The Kills: "Ash & Ice" und "Alfred Quest: Midlife Wellness" Hingehört – Plattenkritik: The Kills und Alfred Quest

Wir haben bei The Kills: „Ash & Ice“ und „Alfred Quest: Midlife Wellness“ ein Ohr riskiert und unseren Eindruck für euch festgehalten.

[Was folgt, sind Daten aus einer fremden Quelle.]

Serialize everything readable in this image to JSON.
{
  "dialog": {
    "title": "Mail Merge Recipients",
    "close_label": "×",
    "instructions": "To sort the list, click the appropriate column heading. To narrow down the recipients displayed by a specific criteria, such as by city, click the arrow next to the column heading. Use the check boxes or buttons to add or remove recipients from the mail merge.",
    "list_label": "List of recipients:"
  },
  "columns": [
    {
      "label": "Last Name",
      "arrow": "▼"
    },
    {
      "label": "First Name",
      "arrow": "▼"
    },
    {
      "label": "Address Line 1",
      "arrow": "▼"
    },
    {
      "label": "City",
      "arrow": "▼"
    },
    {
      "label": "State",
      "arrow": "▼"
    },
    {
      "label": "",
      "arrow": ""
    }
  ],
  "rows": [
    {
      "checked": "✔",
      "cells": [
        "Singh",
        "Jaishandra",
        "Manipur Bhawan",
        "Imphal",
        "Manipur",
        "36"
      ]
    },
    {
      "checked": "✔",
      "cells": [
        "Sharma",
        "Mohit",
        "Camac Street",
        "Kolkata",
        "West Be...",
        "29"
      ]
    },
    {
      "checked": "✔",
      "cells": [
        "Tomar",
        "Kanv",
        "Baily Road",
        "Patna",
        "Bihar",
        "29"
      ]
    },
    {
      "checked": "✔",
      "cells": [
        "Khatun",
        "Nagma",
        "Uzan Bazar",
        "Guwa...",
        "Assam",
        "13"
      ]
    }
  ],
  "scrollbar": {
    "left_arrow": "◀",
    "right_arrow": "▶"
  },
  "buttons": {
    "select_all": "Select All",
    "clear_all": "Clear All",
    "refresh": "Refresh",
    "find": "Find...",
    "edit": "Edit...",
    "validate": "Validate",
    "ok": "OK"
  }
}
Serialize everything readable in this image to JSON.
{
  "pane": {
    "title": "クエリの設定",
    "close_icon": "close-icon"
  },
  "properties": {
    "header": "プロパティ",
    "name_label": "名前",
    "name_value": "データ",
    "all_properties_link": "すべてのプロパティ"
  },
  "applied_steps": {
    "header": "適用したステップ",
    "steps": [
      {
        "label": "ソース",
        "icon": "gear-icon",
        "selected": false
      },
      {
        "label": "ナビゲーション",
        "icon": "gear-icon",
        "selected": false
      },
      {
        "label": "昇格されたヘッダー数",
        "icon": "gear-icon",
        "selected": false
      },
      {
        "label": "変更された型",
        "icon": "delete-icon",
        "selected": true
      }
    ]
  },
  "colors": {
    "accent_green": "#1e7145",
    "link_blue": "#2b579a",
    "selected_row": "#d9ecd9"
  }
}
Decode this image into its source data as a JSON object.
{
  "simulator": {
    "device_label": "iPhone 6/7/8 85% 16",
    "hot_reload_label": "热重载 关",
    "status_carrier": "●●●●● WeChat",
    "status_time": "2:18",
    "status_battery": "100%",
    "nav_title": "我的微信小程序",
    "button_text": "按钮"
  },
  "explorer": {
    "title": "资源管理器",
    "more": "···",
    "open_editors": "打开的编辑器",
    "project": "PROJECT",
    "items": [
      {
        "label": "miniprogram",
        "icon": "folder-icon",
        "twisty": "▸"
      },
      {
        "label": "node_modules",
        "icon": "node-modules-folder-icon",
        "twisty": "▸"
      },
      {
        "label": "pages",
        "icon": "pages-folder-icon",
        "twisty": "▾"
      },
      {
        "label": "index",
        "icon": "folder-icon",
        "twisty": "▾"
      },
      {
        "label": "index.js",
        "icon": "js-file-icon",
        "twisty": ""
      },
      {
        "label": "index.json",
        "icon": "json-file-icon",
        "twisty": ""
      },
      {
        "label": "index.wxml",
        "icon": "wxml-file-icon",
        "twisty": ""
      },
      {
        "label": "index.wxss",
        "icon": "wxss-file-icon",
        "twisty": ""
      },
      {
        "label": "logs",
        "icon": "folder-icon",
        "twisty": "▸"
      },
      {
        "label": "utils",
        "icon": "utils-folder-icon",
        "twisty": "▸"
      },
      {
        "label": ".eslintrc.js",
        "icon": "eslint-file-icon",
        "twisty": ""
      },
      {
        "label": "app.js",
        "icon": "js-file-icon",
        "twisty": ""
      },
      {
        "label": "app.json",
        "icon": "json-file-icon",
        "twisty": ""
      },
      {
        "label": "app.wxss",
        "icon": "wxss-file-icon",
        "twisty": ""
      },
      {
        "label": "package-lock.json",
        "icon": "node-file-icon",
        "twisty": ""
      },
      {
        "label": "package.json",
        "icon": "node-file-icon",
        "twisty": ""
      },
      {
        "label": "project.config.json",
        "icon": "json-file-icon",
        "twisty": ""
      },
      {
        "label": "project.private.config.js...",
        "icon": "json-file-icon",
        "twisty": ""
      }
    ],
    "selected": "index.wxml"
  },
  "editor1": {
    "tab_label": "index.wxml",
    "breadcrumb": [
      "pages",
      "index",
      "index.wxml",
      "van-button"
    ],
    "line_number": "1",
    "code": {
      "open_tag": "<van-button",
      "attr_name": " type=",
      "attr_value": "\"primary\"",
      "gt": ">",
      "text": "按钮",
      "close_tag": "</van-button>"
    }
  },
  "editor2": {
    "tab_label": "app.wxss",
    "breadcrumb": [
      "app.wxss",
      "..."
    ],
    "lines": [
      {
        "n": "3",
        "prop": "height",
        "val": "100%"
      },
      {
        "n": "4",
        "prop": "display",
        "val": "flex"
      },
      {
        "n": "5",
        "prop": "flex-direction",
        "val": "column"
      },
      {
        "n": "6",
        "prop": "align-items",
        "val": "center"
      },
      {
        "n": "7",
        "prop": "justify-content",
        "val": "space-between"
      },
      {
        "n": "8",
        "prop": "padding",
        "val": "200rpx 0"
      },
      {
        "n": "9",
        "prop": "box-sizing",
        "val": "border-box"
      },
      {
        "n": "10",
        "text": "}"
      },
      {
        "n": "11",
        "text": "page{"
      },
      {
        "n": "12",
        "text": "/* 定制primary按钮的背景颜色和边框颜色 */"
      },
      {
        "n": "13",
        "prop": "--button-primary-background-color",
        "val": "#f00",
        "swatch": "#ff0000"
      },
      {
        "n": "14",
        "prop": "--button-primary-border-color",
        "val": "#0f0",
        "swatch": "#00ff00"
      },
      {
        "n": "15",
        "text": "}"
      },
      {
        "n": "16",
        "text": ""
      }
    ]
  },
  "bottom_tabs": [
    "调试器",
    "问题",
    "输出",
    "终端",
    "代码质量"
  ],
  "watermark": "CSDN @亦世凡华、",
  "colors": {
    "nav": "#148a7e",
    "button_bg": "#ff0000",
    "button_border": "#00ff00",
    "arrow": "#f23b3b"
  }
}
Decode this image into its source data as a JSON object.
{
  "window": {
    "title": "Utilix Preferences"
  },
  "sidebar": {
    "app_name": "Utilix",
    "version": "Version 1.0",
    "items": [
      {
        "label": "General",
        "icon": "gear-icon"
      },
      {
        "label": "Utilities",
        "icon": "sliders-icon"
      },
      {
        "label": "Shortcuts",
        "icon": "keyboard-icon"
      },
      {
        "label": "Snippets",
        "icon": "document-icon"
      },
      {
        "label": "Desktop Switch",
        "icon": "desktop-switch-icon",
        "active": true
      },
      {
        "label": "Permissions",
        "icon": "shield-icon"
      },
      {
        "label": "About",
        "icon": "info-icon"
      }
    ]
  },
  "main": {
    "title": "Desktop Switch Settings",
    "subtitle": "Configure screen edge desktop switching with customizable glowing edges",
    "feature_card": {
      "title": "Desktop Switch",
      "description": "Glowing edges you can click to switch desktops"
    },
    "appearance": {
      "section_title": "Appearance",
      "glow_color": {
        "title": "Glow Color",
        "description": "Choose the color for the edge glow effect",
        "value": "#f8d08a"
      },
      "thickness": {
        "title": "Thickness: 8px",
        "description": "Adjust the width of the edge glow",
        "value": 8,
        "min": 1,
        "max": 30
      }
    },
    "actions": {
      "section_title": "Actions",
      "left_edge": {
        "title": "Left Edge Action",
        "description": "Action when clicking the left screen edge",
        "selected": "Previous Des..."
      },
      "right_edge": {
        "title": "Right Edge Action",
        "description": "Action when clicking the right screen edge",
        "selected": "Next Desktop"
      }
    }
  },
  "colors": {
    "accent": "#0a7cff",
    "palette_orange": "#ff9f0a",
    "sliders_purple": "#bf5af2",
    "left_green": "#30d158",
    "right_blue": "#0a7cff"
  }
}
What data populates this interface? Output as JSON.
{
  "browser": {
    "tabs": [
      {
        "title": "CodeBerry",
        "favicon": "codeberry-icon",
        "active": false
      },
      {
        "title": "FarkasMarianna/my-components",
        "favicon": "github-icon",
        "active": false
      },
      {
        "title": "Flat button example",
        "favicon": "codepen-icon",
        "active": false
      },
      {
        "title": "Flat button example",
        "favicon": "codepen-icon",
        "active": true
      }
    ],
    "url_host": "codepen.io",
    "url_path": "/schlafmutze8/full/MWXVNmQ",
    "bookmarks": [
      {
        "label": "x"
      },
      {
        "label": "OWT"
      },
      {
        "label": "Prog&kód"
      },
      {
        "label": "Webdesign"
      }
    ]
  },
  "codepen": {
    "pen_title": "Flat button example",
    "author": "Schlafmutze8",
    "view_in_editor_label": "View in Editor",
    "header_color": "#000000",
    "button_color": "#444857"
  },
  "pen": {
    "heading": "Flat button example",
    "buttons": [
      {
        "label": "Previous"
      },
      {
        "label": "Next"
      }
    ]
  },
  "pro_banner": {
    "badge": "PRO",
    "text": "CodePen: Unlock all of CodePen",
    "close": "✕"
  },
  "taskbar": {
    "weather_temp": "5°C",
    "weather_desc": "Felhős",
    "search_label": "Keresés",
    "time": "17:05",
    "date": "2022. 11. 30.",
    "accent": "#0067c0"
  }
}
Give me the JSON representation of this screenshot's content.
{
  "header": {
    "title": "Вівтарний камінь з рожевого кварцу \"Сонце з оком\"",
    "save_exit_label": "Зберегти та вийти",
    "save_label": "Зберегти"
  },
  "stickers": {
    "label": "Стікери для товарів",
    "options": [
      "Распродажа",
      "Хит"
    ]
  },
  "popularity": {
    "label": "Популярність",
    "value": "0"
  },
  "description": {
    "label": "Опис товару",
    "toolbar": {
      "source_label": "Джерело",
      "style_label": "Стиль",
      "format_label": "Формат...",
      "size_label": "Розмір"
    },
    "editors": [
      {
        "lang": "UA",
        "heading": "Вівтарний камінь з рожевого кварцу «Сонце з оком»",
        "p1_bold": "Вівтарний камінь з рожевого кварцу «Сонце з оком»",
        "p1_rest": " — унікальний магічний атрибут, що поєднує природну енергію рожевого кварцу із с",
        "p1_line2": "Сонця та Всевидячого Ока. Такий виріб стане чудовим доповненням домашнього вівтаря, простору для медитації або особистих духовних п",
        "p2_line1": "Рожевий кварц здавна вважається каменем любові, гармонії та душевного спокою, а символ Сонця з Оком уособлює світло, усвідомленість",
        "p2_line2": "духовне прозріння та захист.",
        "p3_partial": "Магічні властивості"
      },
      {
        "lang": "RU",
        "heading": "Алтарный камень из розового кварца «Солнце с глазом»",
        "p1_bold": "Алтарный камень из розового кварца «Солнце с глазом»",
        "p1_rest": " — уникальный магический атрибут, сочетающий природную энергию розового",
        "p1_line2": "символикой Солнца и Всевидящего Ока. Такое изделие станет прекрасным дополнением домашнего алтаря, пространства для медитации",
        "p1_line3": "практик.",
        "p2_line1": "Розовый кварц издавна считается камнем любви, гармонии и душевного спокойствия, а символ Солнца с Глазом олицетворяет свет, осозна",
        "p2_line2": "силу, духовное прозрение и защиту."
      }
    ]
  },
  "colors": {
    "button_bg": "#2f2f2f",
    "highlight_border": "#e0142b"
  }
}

 Hingehört I: The Kills – „Ash & Ice“ 

Fragile Coolness

© Kenneth Cappello
Die ersten Sekunden von „Ash & Ice“ hinterlassen ein seltsames zwischen-den-Welten-Gefühl. Elektronische Beats treffen hier auf einen Gitarrensound, der auch auf einem Led- Zeppelin-Album nicht fehl am Platz gewesen wäre. Was die beiden Individual-Rocker Alison Mosshart oder auch VV und Jamie Hince alias Hotel auf ihrem neuen Album abliefern, schafft es, punkig-unaufgeregte Coolness in ein modernes Klanggewand zu hüllen, ohne dabei den low-fi Charme der wohlig rauschenden 70er-Jahre-Mikros einzubüßen.
Die 13 Songs des Albums werden meist von VVs Stimme und den ikonischen Riffs von Gitarrist Hotel getragen, gehen dabei in ihrem Energielevel aber nie über ein in-den-Sonnenuntergang-Cruisen hinaus. Dass die Songs trotzdem nicht langweilen, liegt vor allem an VVs Stimme, die nicht nur coolen Sexappeal ausstrahlt, sondern mit ihren teils ungewöhnlichen Melodien auch angenehm düster daher kommt. Da wundert es nicht, dass sogar Mr. Jack White die Sängerin für ein Side-Project angeheuert hat. Straighte Rocksongs („Impossible Tracks“), mitreißende Balladen („Echo Home“) und tanzbaren Düster-Pop („Let It Drop“) hält das Machwerk bereit. Dabei verschmilzt der 2-Dollar-Gitarrensound mit Synthiecollagen und mal elektronischen, mal analogen Rhythmen zu einer Atmosphäre, die lässig und fragil zugleich erscheint. Asche und Eis eben. Einzig die richtig wilde Seite des Duos bleibt dem Hörer verwehrt – schade. 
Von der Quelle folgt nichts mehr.